Israeli authorities have announced that they intend on building a railway network linking Israel with Saudi Arabia to transfer goods and people.
The plan was first proposed last week by Israel’s transport minister, Yisrael Katz, who had initially presented the idea to U.S. President Donald Trump’s Middle East envoy last month.
Under the proposal, goods could travel by rail from Israel’s Mediterranean port of Haifa through Jordan to Saudi Arabia’s Gulf port of Dammam via Jordan.
According to Yedioth Ahronoth, the 15 million shekels (£10.5 million) cost of the plans for this project was included in the 2019 budget, which was approved three days earlier.
Currently, Yedioth Ahronoth said, Israel is transporting goods arriving in Haifa Port and heading to Iraq, Saudi Arabia and the other Gulf States through Jordan, noting that the war in Syria led these countries to use Israeli ports instead of those in Syria.

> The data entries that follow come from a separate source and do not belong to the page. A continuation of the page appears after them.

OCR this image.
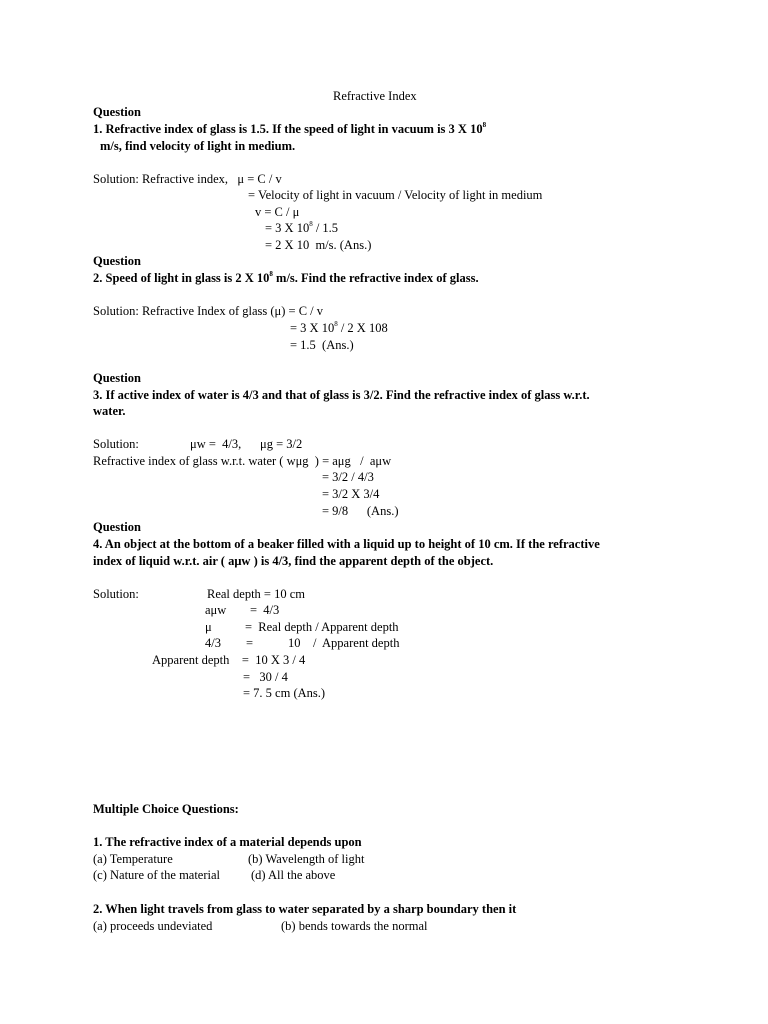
Refractive Index
Question
1. Refractive index of glass is 1.5. If the speed of light in vacuum is 3 X $10^8$
m/s, find velocity of light in medium.
Solution: Refractive index,   μ = C / v
= Velocity of light in vacuum / Velocity of light in medium
v = C / μ
= 3 X $10^8 / 1.5$
= 2 X 10  m/s. (Ans.)
Question
2. Speed of light in glass is 2 X $10^8$ m/s. Find the refractive index of glass.
Solution: Refractive Index of glass (μ) = C / v
= 3 X $10^8 / 2$ X 108
= 1.5  (Ans.)
Question
3. If active index of water is 4/3 and that of glass is 3/2. Find the refractive index of glass w.r.t.
water.
Solution:	μw =  4/3, μg = 3/2
Refractive index of glass w.r.t. water ( wμg  ) = aμg   /  aμw
= 3/2 / 4/3
= 3/2 X 3/4
= 9/8      (Ans.)
Question
4. An object at the bottom of a beaker filled with a liquid up to height of 10 cm. If the refractive
index of liquid w.r.t. air ( aμw ) is 4/3, find the apparent depth of the object.
Solution:	Real depth = 10 cm
aμw =  4/3
μ	=  Real depth / Apparent depth
4/3 =	10    /  Apparent depth
Apparent depth    =  10 X 3 / 4
=   30 / 4
= 7. 5 cm (Ans.)
Multiple Choice Questions:
1. The refractive index of a material depends upon
(a) Temperature	(b) Wavelength of light
(c) Nature of the material (d) All the above
2. When light travels from glass to water separated by a sharp boundary then it
(a) proceeds undeviated	(b) bends towards the normal
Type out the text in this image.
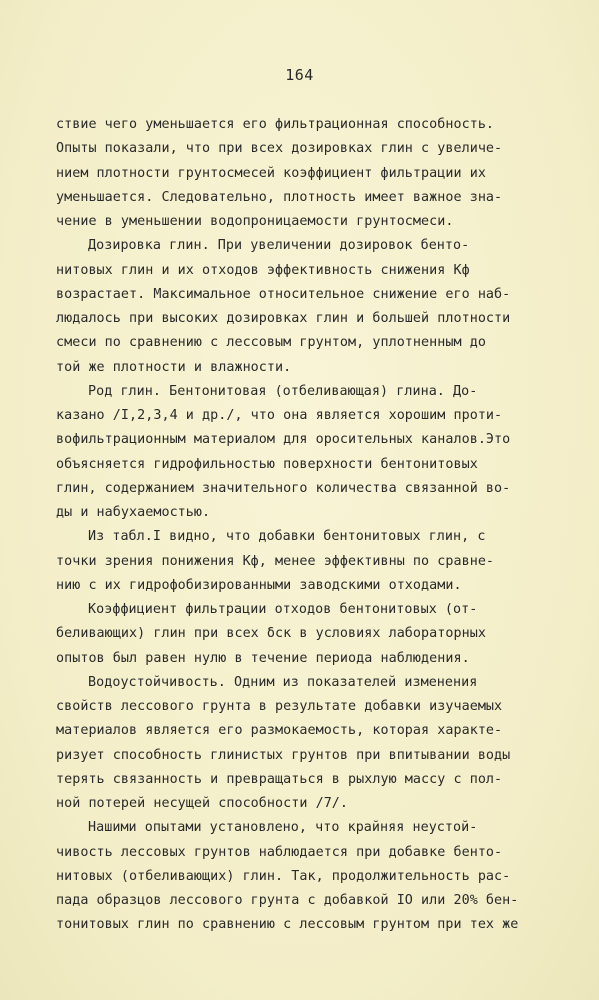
164
ствие чего уменьшается его фильтрационная способность.
Опыты показали, что при всех дозировках глин с увеличе-
нием плотности грунтосмесей коэффициент фильтрации их
уменьшается. Следовательно, плотность имеет важное зна-
чение в уменьшении водопроницаемости грунтосмеси.
Дозировка глин. При увеличении дозировок бенто-
нитовых глин и их отходов эффективность снижения Кф
возрастает. Максимальное относительное снижение его наб-
людалось при высоких дозировках глин и большей плотности
смеси по сравнению с лессовым грунтом, уплотненным до
той же плотности и влажности.
Род глин. Бентонитовая (отбеливающая) глина. До-
казано /I,2,3,4 и др./, что она является хорошим проти-
вофильтрационным материалом для оросительных каналов.Это
объясняется гидрофильностью поверхности бентонитовых
глин, содержанием значительного количества связанной во-
ды и набухаемостью.
Из табл.I видно, что добавки бентонитовых глин, с
точки зрения понижения Кф, менее эффективны по сравне-
нию с их гидрофобизированными заводскими отходами.
Коэффициент фильтрации отходов бентонитовых (от-
беливающих) глин при всех δск в условиях лабораторных
опытов был равен нулю в течение периода наблюдения.
Водоустойчивость. Одним из показателей изменения
свойств лессового грунта в результате добавки изучаемых
материалов является его размокаемость, которая характе-
ризует способность глинистых грунтов при впитывании воды
терять связанность и превращаться в рыхлую массу с пол-
ной потерей несущей способности /7/.
Нашими опытами установлено, что крайняя неустой-
чивость лессовых грунтов наблюдается при добавке бенто-
нитовых (отбеливающих) глин. Так, продолжительность рас-
пада образцов лессового грунта с добавкой IO или 20% бен-
тонитовых глин по сравнению с лессовым грунтом при тех же
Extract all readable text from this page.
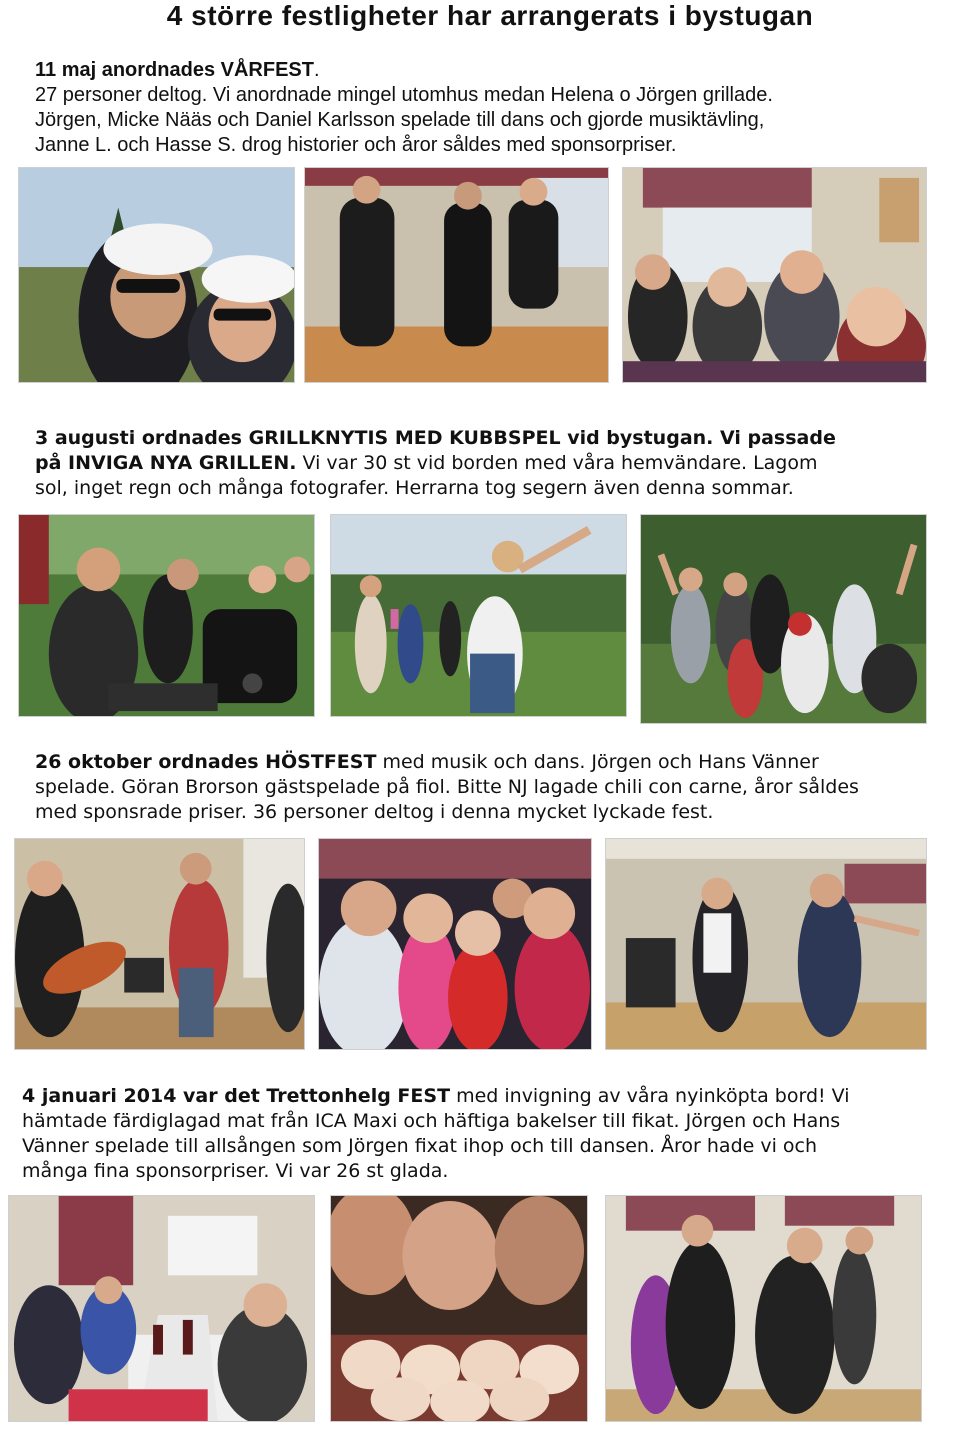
4 större festligheter har arrangerats i bystugan
11 maj anordnades VÅRFEST.
27 personer deltog. Vi anordnade mingel utomhus medan Helena o Jörgen grillade.
Jörgen, Micke Nääs och Daniel Karlsson spelade till dans och gjorde musiktävling,
Janne L. och Hasse S. drog historier och åror såldes med sponsorpriser.
3 augusti ordnades GRILLKNYTIS MED KUBBSPEL vid bystugan. Vi passade
på INVIGA NYA GRILLEN. Vi var 30 st vid borden med våra hemvändare. Lagom
sol, inget regn och många fotografer. Herrarna tog segern även denna sommar.
26 oktober ordnades HÖSTFEST med musik och dans. Jörgen och Hans Vänner
spelade. Göran Brorson gästspelade på fiol. Bitte NJ lagade chili con carne, åror såldes
med sponsrade priser. 36 personer deltog i denna mycket lyckade fest.
4 januari 2014 var det Trettonhelg FEST med invigning av våra nyinköpta bord! Vi
hämtade färdiglagad mat från ICA Maxi och häftiga bakelser till fikat. Jörgen och Hans
Vänner spelade till allsången som Jörgen fixat ihop och till dansen. Åror hade vi och
många fina sponsorpriser. Vi var 26 st glada.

The paper reported that the Israeli Transportation Minister called this railway the “Peace Line”, adding that Israel would open a new commercial crossing to deal with goods exported by the Gulf States and Iraq through Israeli ports.
According to Israeli media, the Israeli Railway Commission has already formed a team of experts to lay down plans for this project, which, it said, would improve Israel’s international status as the railway will connect Europe with the Middle East.
Israel has set its sights on normalising relations with Saudi Arabia and other Gulf Arab states which Israeli leaders say share their country’s concerns about Iran.
However, Israel maintains a naval blockade of the Gaza Strip and tightly regulates the overland passage of goods and people through its border with the territory.